Being $ a $ and $ b \in \mathbb {Z} ^ {+} $ and $ 2560a = 10 ^ b $, show that $ 7 \mid (a + 3) $
$a=5^8*10 \equiv 2560 \equiv 5$ Does it serve as a counterexample?
or
$256a =10^{b-1}$ $2^8a= 2^{b-1} \cdot b^{b-1}$
$a+3 \equiv 0 $ (mod 7)
$5^8+3 \equiv 0$ (mod 7)
$(-2^8)+3 \equiv 0$ mod 7
$256 + 3 \equiv 0$ mod 7
$ 259 \equiv 0$ mod 7
On
\begin{align} 2560a &= 10^b \\ 5a &\equiv 3^b \pmod 7 \\ a &\equiv 3^{b+1} \pmod 7 \\ a+3 &\equiv 3^{b+1}+3 \pmod 7 \\ \hline 3^{b+1}+3 &\equiv 0 \pmod 7 \\ 3 \cdot 3^b &\equiv 4 \pmod 7 \\ 3^b &\equiv 6 \pmod 7 \\ b &\equiv 3 \pmod 6 &\text{See table below}\\ a &\equiv 4 \pmod 7 &\text{See table below} \end{align}
\begin{array}{|r|rrrrrr|} \hline b \pmod 6 & 0 & 1 & 2 & 3 & 4 & 5 \\ 3^b \pmod 7 & 1 & 3 & 2 & 6 & 4 & 5 \\ a \pmod 7 & 3 & 2 & 6 & 4 & 5 & 1 \\ \hline \end{array}
Since $a \not \equiv 4 \mod 7$, then $7 \not \mid a+3$.

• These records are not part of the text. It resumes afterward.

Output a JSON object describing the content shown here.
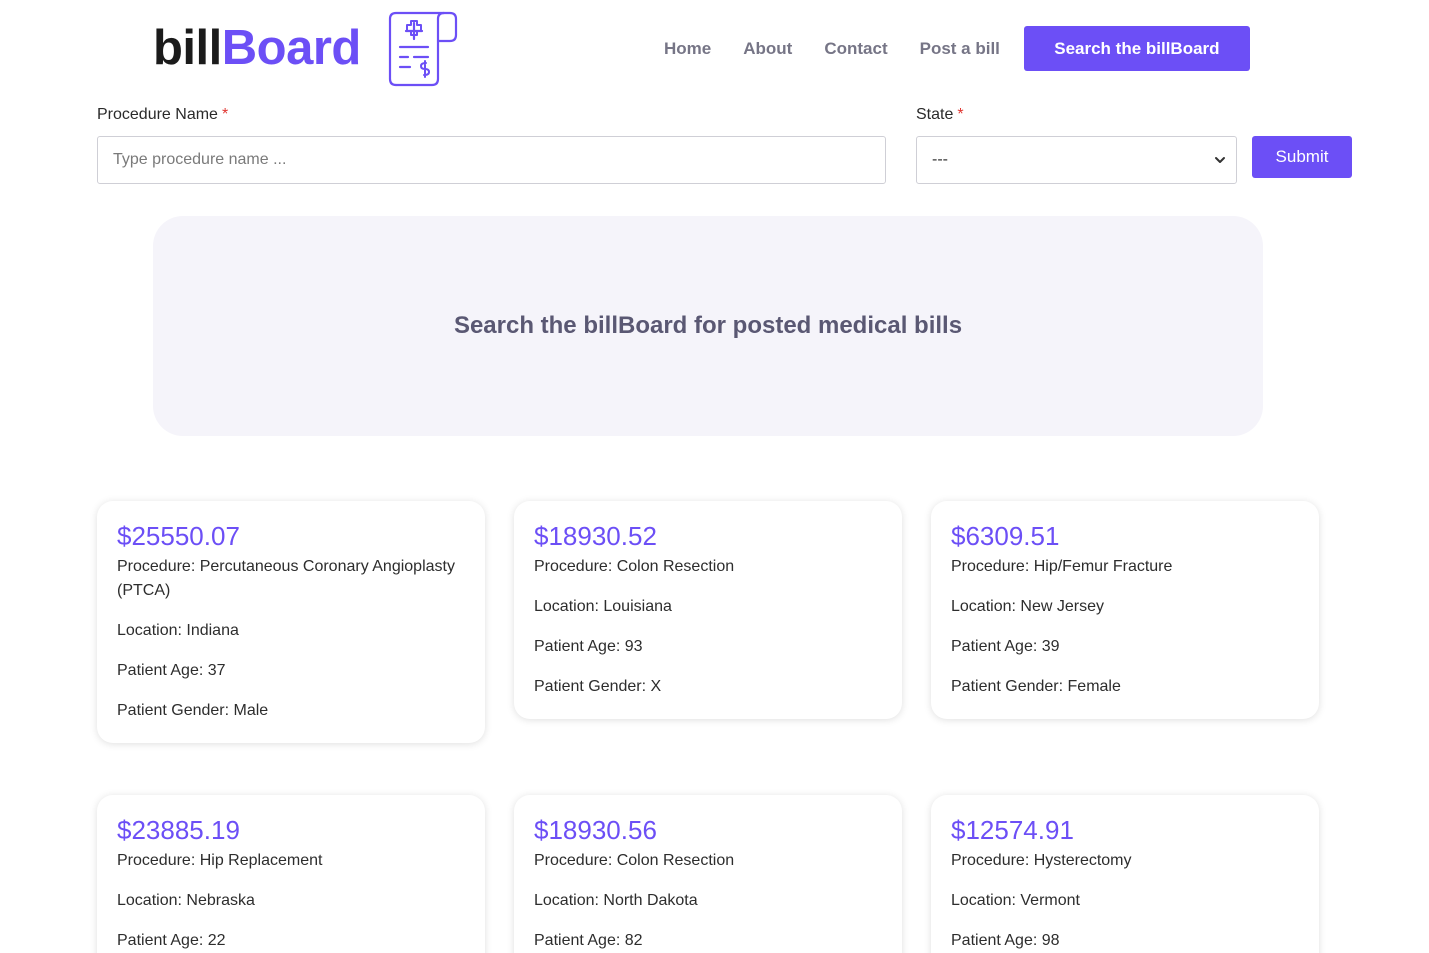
{
  "brand": {
    "part1": "bill",
    "part2": "Board",
    "icon": "medical-bill-icon"
  },
  "nav": {
    "items": [
      "Home",
      "About",
      "Contact",
      "Post a bill"
    ],
    "cta": "Search the billBoard"
  },
  "form": {
    "procedure_label": "Procedure Name",
    "procedure_placeholder": "Type procedure name ...",
    "state_label": "State",
    "required_mark": "*",
    "state_selected": "---",
    "submit": "Submit"
  },
  "hero": {
    "title": "Search the billBoard for posted medical bills"
  },
  "cards": [
    {
      "price": "$25550.07",
      "procedure": "Procedure: Percutaneous Coronary Angioplasty (PTCA)",
      "location": "Location: Indiana",
      "age": "Patient Age: 37",
      "gender": "Patient Gender: Male"
    },
    {
      "price": "$18930.52",
      "procedure": "Procedure: Colon Resection",
      "location": "Location: Louisiana",
      "age": "Patient Age: 93",
      "gender": "Patient Gender: X"
    },
    {
      "price": "$6309.51",
      "procedure": "Procedure: Hip/Femur Fracture",
      "location": "Location: New Jersey",
      "age": "Patient Age: 39",
      "gender": "Patient Gender: Female"
    },
    {
      "price": "$23885.19",
      "procedure": "Procedure: Hip Replacement",
      "location": "Location: Nebraska",
      "age": "Patient Age: 22",
      "gender": ""
    },
    {
      "price": "$18930.56",
      "procedure": "Procedure: Colon Resection",
      "location": "Location: North Dakota",
      "age": "Patient Age: 82",
      "gender": ""
    },
    {
      "price": "$12574.91",
      "procedure": "Procedure: Hysterectomy",
      "location": "Location: Vermont",
      "age": "Patient Age: 98",
      "gender": ""
    }
  ],
  "colors": {
    "accent": "#6c4ff6",
    "hero_bg": "#f5f4fa",
    "nav_text": "#767586"
  }
}
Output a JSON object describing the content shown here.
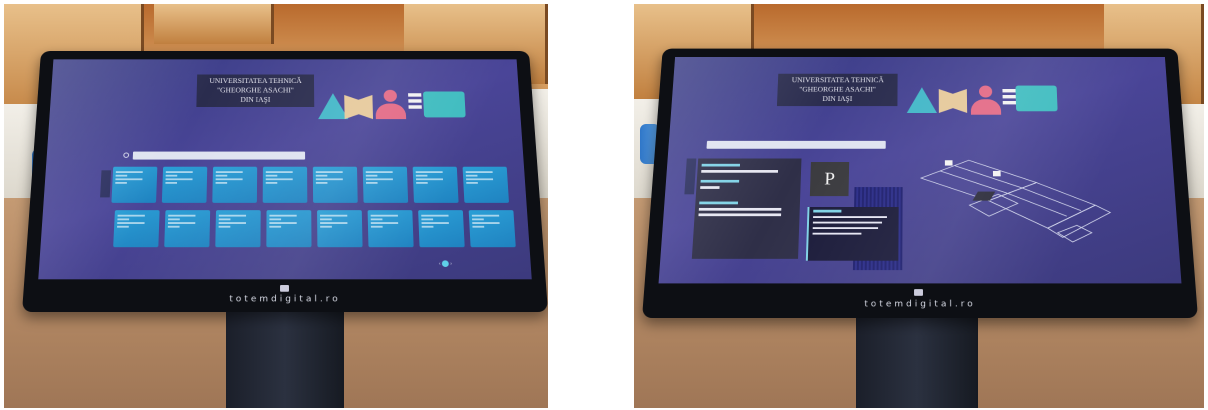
{
  "photos": [
    {
      "id": "tile-list",
      "screen": {
        "title_lines": [
          "UNIVERSITATEA TEHNICĂ",
          "\"GHEORGHE ASACHI\"",
          "DIN IAŞI"
        ],
        "tile_rows": 2,
        "tiles_per_row": 8
      },
      "brand": "totemdigital.ro"
    },
    {
      "id": "room-detail",
      "screen": {
        "title_lines": [
          "UNIVERSITATEA TEHNICĂ",
          "\"GHEORGHE ASACHI\"",
          "DIN IAŞI"
        ],
        "detail_letter": "P"
      },
      "brand": "totemdigital.ro"
    }
  ],
  "colors": {
    "screen_bg": "#4a4598",
    "tile": "#2b9fd6",
    "logo_triangle": "#43b7c8",
    "logo_book": "#e6c99b",
    "logo_person": "#e36a86",
    "logo_bubble": "#3fbcc0"
  },
  "icons": [
    "search-icon",
    "home-icon"
  ]
}
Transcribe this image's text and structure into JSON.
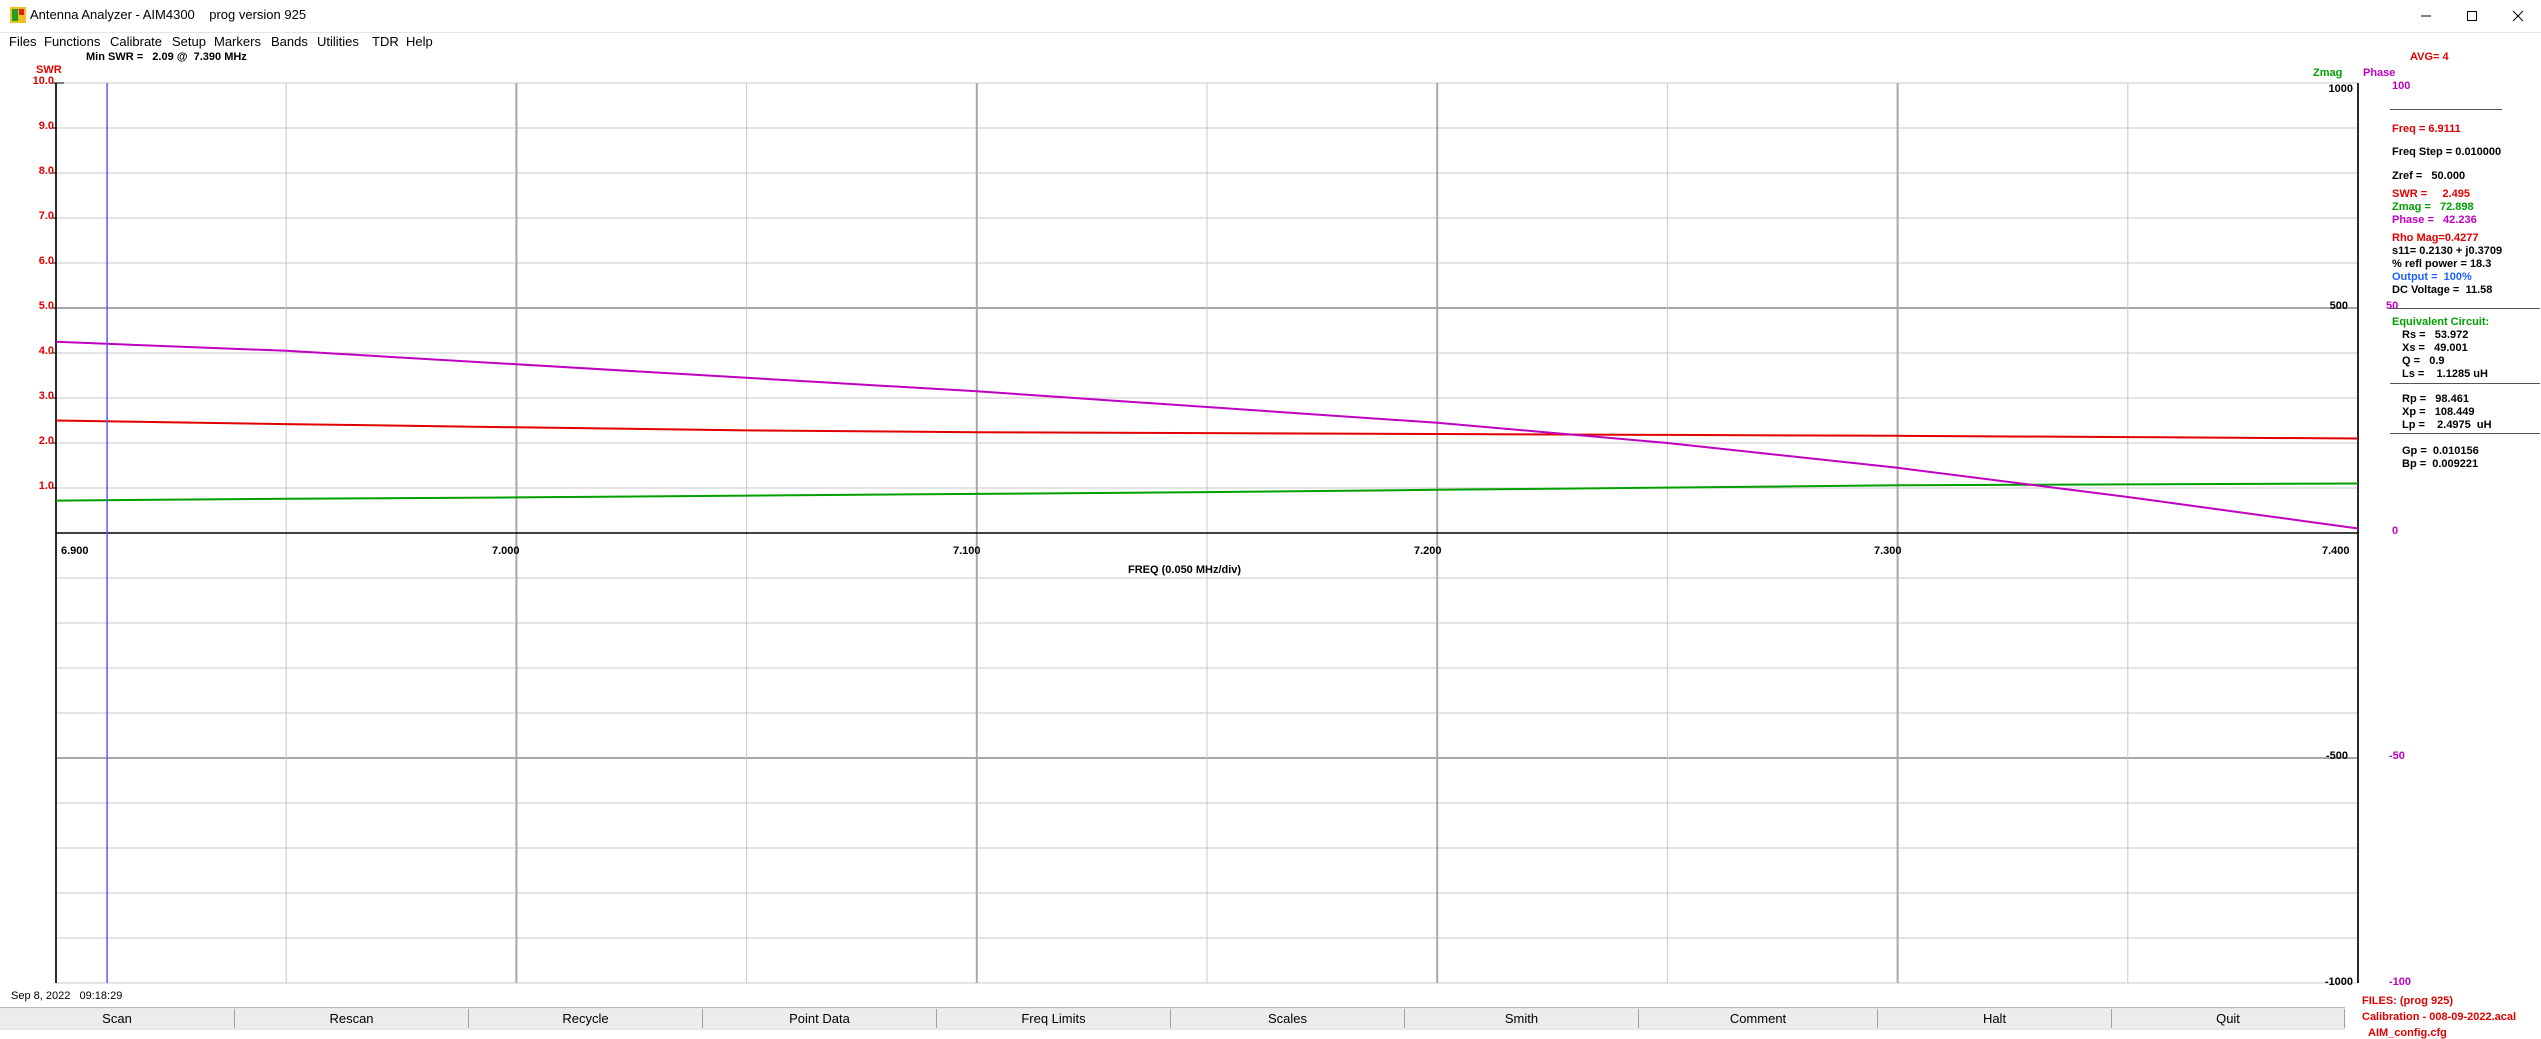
{
  "window": {
    "title": "Antenna Analyzer - AIM4300    prog version 925"
  },
  "menu": [
    "Files",
    "Functions",
    "Calibrate",
    "Setup",
    "Markers",
    "Bands",
    "Utilities",
    "TDR",
    "Help"
  ],
  "header": {
    "swr_label": "SWR",
    "min_swr": "Min SWR =   2.09 @  7.390 MHz",
    "zmag_label": "Zmag",
    "phase_label": "Phase",
    "avg": "AVG=  4"
  },
  "axes": {
    "swr_ticks": [
      "10.0",
      "9.0",
      "8.0",
      "7.0",
      "6.0",
      "5.0",
      "4.0",
      "3.0",
      "2.0",
      "1.0"
    ],
    "zmag_ticks": [
      "1000",
      "500",
      "0",
      "-500",
      "-1000"
    ],
    "phase_ticks": [
      "100",
      "50",
      "0",
      "-50",
      "-100"
    ],
    "freq_ticks": [
      "6.900",
      "7.000",
      "7.100",
      "7.200",
      "7.300",
      "7.400"
    ],
    "freq_label": "FREQ (0.050 MHz/div)"
  },
  "readout": {
    "freq": "Freq = 6.9111",
    "freq_step": "Freq Step = 0.010000",
    "zref": "Zref =   50.000",
    "swr": "SWR =     2.495",
    "zmag": "Zmag =   72.898",
    "phase": "Phase =   42.236",
    "rho": "Rho Mag=0.4277",
    "s11": "s11= 0.2130 + j0.3709",
    "refl_power": "% refl power = 18.3",
    "output": "Output =  100%",
    "dc_voltage": "DC Voltage =  11.58",
    "equiv_title": "Equivalent Circuit:",
    "rs": "Rs =   53.972",
    "xs": "Xs =   49.001",
    "q": "Q =   0.9",
    "ls": "Ls =    1.1285 uH",
    "rp": "Rp =   98.461",
    "xp": "Xp =   108.449",
    "lp": "Lp =    2.4975  uH",
    "gp": "Gp =  0.010156",
    "bp": "Bp =  0.009221"
  },
  "status": {
    "timestamp": "Sep 8, 2022   09:18:29",
    "files_title": "FILES:   (prog 925)",
    "calibration": "Calibration - 008-09-2022.acal",
    "config": "AIM_config.cfg"
  },
  "buttons": [
    "Scan",
    "Rescan",
    "Recycle",
    "Point Data",
    "Freq Limits",
    "Scales",
    "Smith",
    "Comment",
    "Halt",
    "Quit"
  ],
  "chart_data": {
    "type": "line",
    "x_range": [
      6.9,
      7.4
    ],
    "cursor_freq": 6.9111,
    "swr_range": [
      0,
      10
    ],
    "zmag_range": [
      -1000,
      1000
    ],
    "phase_range": [
      -100,
      100
    ],
    "series": [
      {
        "name": "SWR",
        "color": "#e00000",
        "x": [
          6.9,
          6.95,
          7.0,
          7.05,
          7.1,
          7.15,
          7.2,
          7.25,
          7.3,
          7.35,
          7.4
        ],
        "y": [
          2.5,
          2.42,
          2.35,
          2.28,
          2.24,
          2.22,
          2.2,
          2.18,
          2.16,
          2.13,
          2.1
        ]
      },
      {
        "name": "Zmag",
        "color": "#00a000",
        "x": [
          6.9,
          6.95,
          7.0,
          7.05,
          7.1,
          7.15,
          7.2,
          7.25,
          7.3,
          7.35,
          7.4
        ],
        "y": [
          72,
          76,
          79,
          83,
          87,
          91,
          96,
          101,
          106,
          108,
          110
        ]
      },
      {
        "name": "Phase",
        "color": "#c000c0",
        "x": [
          6.9,
          6.95,
          7.0,
          7.05,
          7.1,
          7.15,
          7.2,
          7.25,
          7.3,
          7.35,
          7.4
        ],
        "y": [
          42.5,
          40.5,
          37.5,
          34.5,
          31.5,
          28.0,
          24.5,
          20.0,
          14.5,
          8.0,
          1.0
        ]
      }
    ]
  },
  "colors": {
    "swr": "#e00000",
    "zmag": "#00a000",
    "phase": "#c000c0",
    "cursor": "#5a5aff",
    "grid": "#c8c8c8",
    "grid_major": "#a8a8a8"
  }
}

Yes $a=2 \times 5^9$ serves as a counterexample. BUT your reasoning why it is a counterexample is not a well-written proof. Here is how I would do it:
First note that $2560 a = 10 \times 2^8 \times 2 \times 5^9 = 10^{10}$. So $2560a$ is indeed of the form $10^b$ for $b=10$.
So now it suffices to show that 7 does not divide $a+3$. To this end, note that $a = 10 \times 5^8$, and that $5^8 \equiv_7 4$ whereas $10 \equiv_7 3$ so $a = 5^8 \times 10 \equiv_7 4 \times 3 \equiv_7 5$. So $a+3 \equiv_7 1 \not = 0$. So indeed, 7 does not divide $a+3$.